Dès que je fus habillée, nous sortîmes. Je lui demandai où nous allions; elle me répondit:

—Chez Nadar. Quand ma pauvre mère se promenait encore, j'avais regardé souvent avec envie la devanture de ce palais, où travaille le célèbre photographe. Je me souvenais du désir que vous aviez de posséder mon portrait. Mais nous étions si pauvres!

Quoique je n'eusse manifesté aucune surprise, la métayère me dit en forme d'explication:

—C'est la maman à M. Thibaut qui veut comme ça qu'on lui envoie par la poste la frimousse de sa future belle-fille. Ma main a tremblé, Lucien, en traçant ce dernier mot.

La fermière l'avait prononcé avec un bon gros rire.

Je posai en souriant, car je pensais à vous. Le premier cliché réussit.
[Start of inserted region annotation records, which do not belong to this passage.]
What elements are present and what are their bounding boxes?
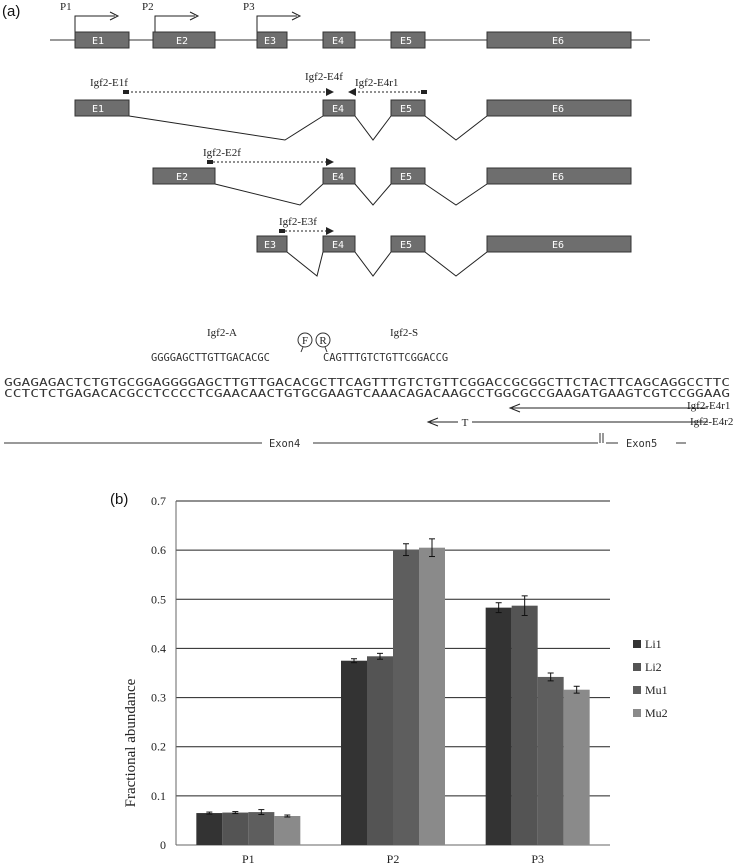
- y-tick-label: 0.5: [151, 592, 166, 607]
- splice-e2-e4: [215, 184, 323, 205]
- chart-bars: [196, 539, 589, 845]
- allele-a-sequence: GGGGAGCTTGTTGACACGC: [151, 352, 270, 364]
- primer-e2f-mark: [207, 160, 213, 164]
- legend-label-li2: Li2: [645, 660, 662, 674]
- allele-s-sequence: CAGTTTGTCTGTTCGGACCG: [323, 352, 449, 364]
- splice-e1-e4: [129, 116, 323, 140]
- legend-swatch-mu2: [633, 709, 641, 717]
- primer-e2f-arrow: [326, 158, 334, 166]
- bar-mu2-p3: [564, 690, 590, 845]
- splice-e5-e6-t3: [425, 252, 487, 276]
- primer-e1f-label: Igf2-E1f: [90, 77, 128, 89]
- sequence-region: [4, 327, 733, 450]
- transcript-p3-e4-label: E4: [332, 240, 345, 251]
- bar-li1-p2: [341, 661, 367, 845]
- promoter-p1-arrow: [75, 12, 118, 32]
- bar-li1-p1: [196, 813, 222, 845]
- y-tick-label: 0.7: [151, 494, 166, 508]
- r-marker-label: R: [319, 335, 327, 347]
- sequence-bottom-strand: CCTCTCTGAGACACGCCTCCCCTCGAACAACTGTGCGAAGTCAAACAGACAAGCCTGGCGCCGAAGATGAAGTCGTCCGGAAG: [4, 388, 730, 400]
- legend-label-mu2: Mu2: [645, 706, 668, 720]
- y-axis-title: Fractional abundance: [123, 678, 139, 808]
- f-marker-tick: [301, 347, 303, 352]
- promoter-p1-label: P1: [60, 1, 72, 13]
- transcript-p1: [75, 71, 631, 140]
- primer-e4r1-label: Igf2-E4r1: [355, 77, 399, 89]
- bar-li2-p2: [367, 656, 393, 845]
- bar-mu2-p2: [419, 548, 445, 845]
- y-tick-label: 0: [160, 838, 166, 852]
- transcript-p2-e2-label: E2: [176, 172, 189, 183]
- primer-e3f-mark: [279, 229, 285, 233]
- primer-e1f-mark: [123, 90, 129, 94]
- bar-mu2-p1: [274, 816, 300, 845]
- transcript-p2-e5-label: E5: [400, 172, 413, 183]
- gene-structure: [50, 1, 650, 48]
- transcript-p2: [153, 147, 631, 205]
- splice-e4-e5-t3: [355, 252, 391, 276]
- legend-label-mu1: Mu1: [645, 683, 668, 697]
- primer-e4r1-mark: [421, 90, 427, 94]
- bar-li2-p1: [222, 813, 248, 845]
- y-tick-label: 0.4: [151, 641, 166, 656]
- legend-swatch-mu1: [633, 686, 641, 694]
- promoter-p2-label: P2: [142, 1, 154, 13]
- transcript-p3-e3-label: E3: [264, 240, 277, 251]
- x-tick-label-p3: P3: [531, 852, 545, 866]
- y-axis-ticks: [151, 494, 166, 852]
- promoter-p3-label: P3: [243, 1, 255, 13]
- primer-e4r1-arrow: [348, 88, 356, 96]
- primer-e3f-label: Igf2-E3f: [279, 216, 317, 228]
- transcript-p1-e5-label: E5: [400, 104, 413, 115]
- exon4-label: Exon4: [269, 438, 301, 450]
- y-tick-label: 0.6: [151, 543, 166, 558]
- exon-e2-label: E2: [176, 36, 189, 47]
- splice-e4-e5-t2: [355, 184, 391, 205]
- mismatch-base: T: [461, 417, 469, 429]
- x-tick-label-p1: P1: [241, 852, 255, 866]
- transcript-p3-e6-label: E6: [552, 240, 565, 251]
- x-tick-label-p2: P2: [386, 852, 400, 866]
- promoter-p3-arrow: [257, 12, 300, 32]
- allele-s-label: Igf2-S: [390, 327, 419, 339]
- sequence-top-strand: GGAGAGACTCTGTGCGGAGGGGAGCTTGTTGACACGCTTCAGTTTGTCTGTTCGGACCGCGGCTTCTACTTCAGCAGGCCTTC: [4, 377, 730, 389]
- panel-b-chart: [0, 470, 735, 868]
- chart-legend: [633, 637, 668, 720]
- y-tick-label: 0.3: [151, 690, 166, 705]
- legend-label-li1: Li1: [645, 637, 662, 651]
- transcript-p1-e6-label: E6: [552, 104, 565, 115]
- y-tick-label: 0.1: [151, 788, 166, 803]
- primer-e4f-label: Igf2-E4f: [305, 71, 343, 83]
- splice-e5-e6: [425, 116, 487, 140]
- reverse-primer-e4r2-label: Igf2-E4r2: [690, 416, 734, 428]
- legend-swatch-li1: [633, 640, 641, 648]
- f-marker-label: F: [301, 335, 309, 347]
- primer-e3f-arrow: [326, 227, 334, 235]
- transcript-p1-e4-label: E4: [332, 104, 345, 115]
- allele-a-label: Igf2-A: [207, 327, 237, 339]
- panel-b-label: (b): [110, 491, 129, 508]
- transcript-p2-e6-label: E6: [552, 172, 565, 183]
- bar-li2-p3: [512, 606, 538, 845]
- exon-e4-label: E4: [332, 36, 345, 47]
- panel-a-label: (a): [2, 3, 21, 20]
- transcript-p3-e5-label: E5: [400, 240, 413, 251]
- legend-swatch-li2: [633, 663, 641, 671]
- promoter-p2-arrow: [155, 12, 198, 32]
- bar-mu1-p3: [538, 677, 564, 845]
- splice-e4-e5: [355, 116, 391, 140]
- primer-e4f-arrow: [326, 88, 334, 96]
- y-tick-label: 0.2: [151, 739, 166, 754]
- primer-e2f-label: Igf2-E2f: [203, 147, 241, 159]
- bar-li1-p3: [486, 608, 512, 845]
- bar-mu1-p2: [393, 550, 419, 845]
- splice-e5-e6-t2: [425, 184, 487, 205]
- transcript-p1-e1-label: E1: [92, 104, 105, 115]
- splice-e3-e4: [287, 252, 323, 276]
- bar-mu1-p1: [248, 812, 274, 845]
- exon5-label: Exon5: [626, 438, 658, 450]
- exon-e1-label: E1: [92, 36, 105, 47]
- exon-e3-label: E3: [264, 36, 277, 47]
- transcript-p2-e4-label: E4: [332, 172, 345, 183]
- exon-e6-label: E6: [552, 36, 565, 47]
- exon-e5-label: E5: [400, 36, 413, 47]
- transcript-p3: [257, 216, 631, 276]
- reverse-primer-e4r1-label: Igf2-E4r1: [687, 400, 731, 412]
- x-axis-labels: [242, 852, 544, 866]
Ce fut la fermière qui passa au bureau, et je n'entendis pas l'adresse qu'elle donna pour qu'on y envoyât les épreuves.

Je n'ai plus jamais entendu parler de cela.

En sortant de chez Nadar, nous prîmes une voiture sur le boulevard, et la métayère en ferma les stores, toujours par précaution, après avoir parlé bas au cocher.

Nous partîmes aussitôt et nous sortîmes de Paris. La voiture roula plusieurs heures sans s'arrêter. Nous dînâmes dans un village. Quand la fermière se fut «mis sa bouteille dans le coffre», comme elle disait, elle redevint aussi gaie que la veille et me dit:

—Tout ça finira joliment bien, vous verrez, mais M. Thibaut a des mesures à prendre. On agit dans votre intérêt. Dormez tranquille.